All of the novel is told through voice, whether through the first-person narrations, the dialogue between characters, or in the letters between Celestial and Roy. Jones nails each character’s voice; the primary characters, as well as the secondary characters that richen and develop this world, feel alive. The direct access to each primary character means that we learn how they think, in addition to how they act and feel.  Celestial writes to Roy, when he’s just in prison: “Up until now, I thought I knew what was and wasn’t possible. Maybe that’s what innocence is, having no way to predict the pain of the future.” The dialogue is always strong as well, teaching us about these characters and how they interact with each other and with the world. And here, too, Jones modifies the form of the novel to mimic the content: Andre, an old friend of Celestial’s, becomes a key character as the novel progresses, and he is therefore given an increasingly prominent voice in the narrative.

Equally impressive is the way in which time works in this novel.

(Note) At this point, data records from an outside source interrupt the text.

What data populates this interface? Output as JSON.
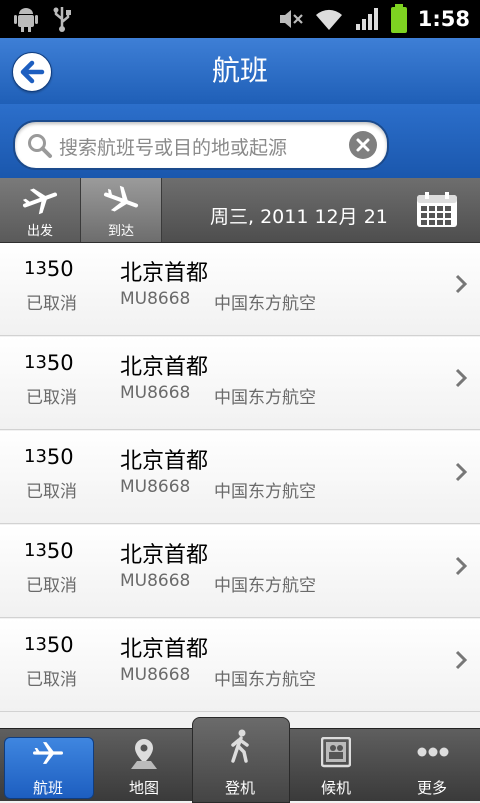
{
  "status_bar": {
    "time": "1:58"
  },
  "header": {
    "title": "航班",
    "back_icon": "back-arrow-icon"
  },
  "search": {
    "placeholder": "搜索航班号或目的地或起源"
  },
  "filter": {
    "departure_label": "出发",
    "arrival_label": "到达",
    "date": "周三, 2011 12月  21"
  },
  "flights": [
    {
      "time_hour": "13",
      "time_min": "50",
      "city": "北京首都",
      "status": "已取消",
      "flight_no": "MU8668",
      "airline": "中国东方航空"
    },
    {
      "time_hour": "13",
      "time_min": "50",
      "city": "北京首都",
      "status": "已取消",
      "flight_no": "MU8668",
      "airline": "中国东方航空"
    },
    {
      "time_hour": "13",
      "time_min": "50",
      "city": "北京首都",
      "status": "已取消",
      "flight_no": "MU8668",
      "airline": "中国东方航空"
    },
    {
      "time_hour": "13",
      "time_min": "50",
      "city": "北京首都",
      "status": "已取消",
      "flight_no": "MU8668",
      "airline": "中国东方航空"
    },
    {
      "time_hour": "13",
      "time_min": "50",
      "city": "北京首都",
      "status": "已取消",
      "flight_no": "MU8668",
      "airline": "中国东方航空"
    }
  ],
  "tabs": [
    {
      "label": "航班",
      "icon": "plane-icon",
      "active": true
    },
    {
      "label": "地图",
      "icon": "map-pin-icon",
      "active": false
    },
    {
      "label": "登机",
      "icon": "walking-person-icon",
      "active": false
    },
    {
      "label": "候机",
      "icon": "lounge-icon",
      "active": false
    },
    {
      "label": "更多",
      "icon": "more-dots-icon",
      "active": false
    }
  ],
  "colors": {
    "header_blue": "#2a6ac8",
    "tab_active": "#2f74d4",
    "filter_gray": "#5a5a5a"
  }
}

Jones deliberately plays with narrative time to vary the pace. The narrative slows down to explore, for example, the night in the motel when everything goes awry and then, later, when the couple see each other for the first time after Roy is released. Jones lets us stay in these moments, watching them unfurl in real time, sometimes letting us see the same scene from different points of view. We want to be there because we know and care for these characters, and we don’t want to leave their sides for even a moment. But elsewhere, time speeds up, most notably as the letters go back and forth during Roy’s incarceration. We watch, heartbroken, as the strain of Roy’s incarceration affects both Celestial and Roy.

While we hear a bit about life in prison from Roy in his letters to Celestial, Jones does not make the prison time a focus of the novel. She is more interested in exploring the impact of incarceration, not the incarceration itself: what does such a separation do to the people involved—not just to the prisoner, but to his family as well? What happens to a young couple when they are unjustly separated, when their dreams are shattered? When Roy was in prison, Celestial would occasionally see him: “… I had become accustomed to the stuttered breath, the dancing hairs on my suddenly cold arms and neck. You can live with ghosts.” It is telling that Jones chose to include an epilogue but not a prologue: she is interested in exploring the after-effects of an unfair justice system, not the origin story of how things came to be.

It is fascinating to read this novel alongside A Lucky Man, Jamel Brinkley’s debut collection of short stories, out in May from Graywolf Press. Different formal styles, for sure, but both Brinkley and Jones are interested in using storytelling to explore the larger racial issues in America through their finely delineated characters. These are real people, in real situations, and like all great fiction, we come to understand truths through their characters’ eyes. Both books open up new worlds to the reader, allowing us into spaces we may not have previously encountered or considered.

An American Marriage is an engrossing novel about many things, but at its heart, it’s a love story, a uniquely American love story. And while it focuses on romantic love, it’s also a novel that examines platonic and familial love, as well as the need and desire for home. The novel begins with Roy exclaiming: “There are two kinds of people in the world, those who leave home, and those who don’t.” By the end of the novel, Roy has been to prison and back, and his journey has changed his views, and ours, on the meaning and importance of love and home.